Entretanto, el tono había subido hasta ponerse al rojo vivo con la toma del, antes mencionado, Cuartel de la Montaña. En él se había encerrado el General Fanjul, con el propósito de dirigir la sublevación en Madrid, con un regimiento de Infantería, y unos cuantos miembros de Falange Española. El ataque, por parte de algunas compañías de la Guardia Civil, junto a una masa popular apenas armada, y unos pocos disparos de Artillería de Campaña, le movieron a rendirse. ¿Fue falta de decisión o miedo a sus propios soldados que, al parecer, no eran de fiar, lo que le impidió apoderarse de Madrid mediante un ataque enérgico?
Semejante éxito se le subió a la cabeza al Gobierno y también a la población obrera. Las importantes existencias de armas que guardaban éste y otros dos cuarteles, en los que asimismo se habían encerrado tropas que luego se rindieron, pasaron, sin apenas resistencia, a manos de pueblo. Ésa misma mañana, en la escalera de la casa de un amigo, me encontré con un joven de dieciséis años que traía un fusil koppel, completamente nuevo, con la cartuchera llena, así como dos pistolas nuevas de carga automática y, al preguntarle dónde había sacado todo eso, me contó que después de la rendición del Cuartel de la Montaña había ido allí y las había cogido. Cualquiera podía llevarse lo que quería y cuanto quería. A partir ese momento es cuando el populacho de Madrid adquirió conciencia de la clase de poder que le había caído en suerte.
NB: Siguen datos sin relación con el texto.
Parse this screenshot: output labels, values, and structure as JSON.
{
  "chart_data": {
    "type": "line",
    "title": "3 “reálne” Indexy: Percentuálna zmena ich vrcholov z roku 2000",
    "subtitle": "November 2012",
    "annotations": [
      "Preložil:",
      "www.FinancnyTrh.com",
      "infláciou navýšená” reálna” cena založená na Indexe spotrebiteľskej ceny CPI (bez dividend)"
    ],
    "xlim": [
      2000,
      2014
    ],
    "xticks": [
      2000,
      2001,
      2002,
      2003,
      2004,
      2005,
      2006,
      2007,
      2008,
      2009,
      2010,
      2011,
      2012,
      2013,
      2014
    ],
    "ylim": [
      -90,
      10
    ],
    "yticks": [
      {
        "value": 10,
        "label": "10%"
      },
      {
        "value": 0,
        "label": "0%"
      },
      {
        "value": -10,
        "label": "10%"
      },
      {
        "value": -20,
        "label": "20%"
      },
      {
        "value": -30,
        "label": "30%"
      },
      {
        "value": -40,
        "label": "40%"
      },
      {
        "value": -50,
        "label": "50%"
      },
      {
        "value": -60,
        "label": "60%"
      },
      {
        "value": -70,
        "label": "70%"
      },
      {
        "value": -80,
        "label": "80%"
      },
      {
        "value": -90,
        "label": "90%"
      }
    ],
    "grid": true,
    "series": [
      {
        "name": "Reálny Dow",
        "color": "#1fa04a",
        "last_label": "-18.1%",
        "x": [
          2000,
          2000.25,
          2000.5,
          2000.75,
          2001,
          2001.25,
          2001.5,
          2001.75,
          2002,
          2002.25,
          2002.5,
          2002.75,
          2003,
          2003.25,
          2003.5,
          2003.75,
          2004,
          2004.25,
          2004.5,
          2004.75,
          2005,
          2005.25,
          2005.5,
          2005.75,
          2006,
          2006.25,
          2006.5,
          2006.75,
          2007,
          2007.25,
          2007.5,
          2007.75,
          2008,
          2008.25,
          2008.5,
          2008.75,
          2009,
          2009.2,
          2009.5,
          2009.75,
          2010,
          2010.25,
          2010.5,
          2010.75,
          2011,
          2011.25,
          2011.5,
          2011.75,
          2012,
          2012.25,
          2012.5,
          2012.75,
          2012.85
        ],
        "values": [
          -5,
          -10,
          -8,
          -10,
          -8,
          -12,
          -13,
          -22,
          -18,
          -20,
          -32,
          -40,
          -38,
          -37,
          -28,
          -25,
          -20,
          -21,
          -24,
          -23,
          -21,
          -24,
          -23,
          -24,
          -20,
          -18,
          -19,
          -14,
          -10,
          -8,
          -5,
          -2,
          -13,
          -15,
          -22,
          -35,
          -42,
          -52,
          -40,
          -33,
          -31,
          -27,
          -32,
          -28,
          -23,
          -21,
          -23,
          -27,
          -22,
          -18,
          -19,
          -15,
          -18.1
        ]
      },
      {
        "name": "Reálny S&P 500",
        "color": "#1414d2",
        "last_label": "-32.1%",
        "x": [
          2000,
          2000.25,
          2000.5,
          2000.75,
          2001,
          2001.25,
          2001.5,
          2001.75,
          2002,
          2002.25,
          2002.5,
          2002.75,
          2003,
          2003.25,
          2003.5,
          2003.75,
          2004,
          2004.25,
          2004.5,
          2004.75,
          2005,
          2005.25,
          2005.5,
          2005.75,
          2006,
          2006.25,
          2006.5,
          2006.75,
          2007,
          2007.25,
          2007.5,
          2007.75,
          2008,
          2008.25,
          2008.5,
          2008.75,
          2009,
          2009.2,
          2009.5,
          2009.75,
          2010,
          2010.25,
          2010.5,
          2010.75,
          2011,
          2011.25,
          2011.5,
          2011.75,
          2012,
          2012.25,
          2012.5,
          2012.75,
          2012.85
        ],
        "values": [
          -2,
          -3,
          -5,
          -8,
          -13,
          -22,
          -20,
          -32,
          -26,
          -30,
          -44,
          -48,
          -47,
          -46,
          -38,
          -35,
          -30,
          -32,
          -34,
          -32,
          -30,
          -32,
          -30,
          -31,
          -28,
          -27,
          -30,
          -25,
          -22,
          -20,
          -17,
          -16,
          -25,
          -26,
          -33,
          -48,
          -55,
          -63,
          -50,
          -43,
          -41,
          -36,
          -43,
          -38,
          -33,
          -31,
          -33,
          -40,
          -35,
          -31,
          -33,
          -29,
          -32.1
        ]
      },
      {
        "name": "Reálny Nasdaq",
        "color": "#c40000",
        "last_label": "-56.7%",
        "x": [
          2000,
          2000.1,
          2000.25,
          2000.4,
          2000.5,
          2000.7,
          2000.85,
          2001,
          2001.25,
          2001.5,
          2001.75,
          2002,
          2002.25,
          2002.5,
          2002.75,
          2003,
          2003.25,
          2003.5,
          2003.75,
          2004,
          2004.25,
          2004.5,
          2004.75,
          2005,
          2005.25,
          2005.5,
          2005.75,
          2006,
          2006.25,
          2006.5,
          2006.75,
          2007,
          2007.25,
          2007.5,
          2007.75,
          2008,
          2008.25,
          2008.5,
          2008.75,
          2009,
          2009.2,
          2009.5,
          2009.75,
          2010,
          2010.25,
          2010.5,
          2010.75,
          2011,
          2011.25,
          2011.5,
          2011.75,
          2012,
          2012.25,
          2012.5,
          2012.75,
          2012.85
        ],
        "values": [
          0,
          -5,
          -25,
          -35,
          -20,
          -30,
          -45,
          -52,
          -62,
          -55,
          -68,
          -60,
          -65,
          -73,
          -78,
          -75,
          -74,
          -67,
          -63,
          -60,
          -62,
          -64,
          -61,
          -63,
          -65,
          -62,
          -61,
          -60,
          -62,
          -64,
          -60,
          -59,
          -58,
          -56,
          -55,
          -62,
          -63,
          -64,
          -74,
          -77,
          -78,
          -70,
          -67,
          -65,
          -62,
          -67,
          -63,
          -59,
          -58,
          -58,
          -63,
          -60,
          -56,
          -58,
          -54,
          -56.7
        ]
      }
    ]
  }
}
Allí, en el Cuartel de la Montaña fue donde por vez primera comenzaron los asesinatos, en los que participaron personas que hasta entonces nunca hubieran pensado en ello. Allí se reveló ya la falta total de autoridad estatal. El populacho que entró tras la rendición, dominaba la situación, y disparaba o perdonaba la vida, a su albedrío.
El imperio de la casualidad como destino, que después habría de generalizarse tanto, fue allí donde se instauró primero. El que caía en manos de un principiante de buenos sentimientos, aún sin malear, se le veía saludar y abrazar como a un «hermano liberado». Pero al que tenía la mala suerte de dar con trabajadores envenenados de fanatismo, se le ponía en fila contra la pared en el patio del cuartel. Un testigo presencial me contó que unos doscientos de los que se rindieron, yacían muertos, alineados, y mezclados los civiles con los militares; lo que no puedo asegurar es, si los oficiales que yacían en el cuarto de banderas, perdieron la vida asesinados o suicidándose.
En aquella mañana y, con este episodio del Cuartel de la Montaña, quedó decidido el destino de España: la guerra civil, en toda su aterradora extensión, ya que, si quien estaba comprometido en el mando del sector militar de Madrid, en lugar de encerrarse en los cuarteles, se hubiera atrevido a dar un audaz golpe de mano y apoderarse de la ciudad, tal como lo estaba haciendo el General Queipo de Llano en Sevilla, se hubiera sofocado en embrión la resistencia roja, puesto que sin Madrid, y por tanto sin la España central y, sobre todo, sin el oro atesorado en el Banco de España, quedaba excluido cualquier tipo de organización roja capaz de englobarlo todo.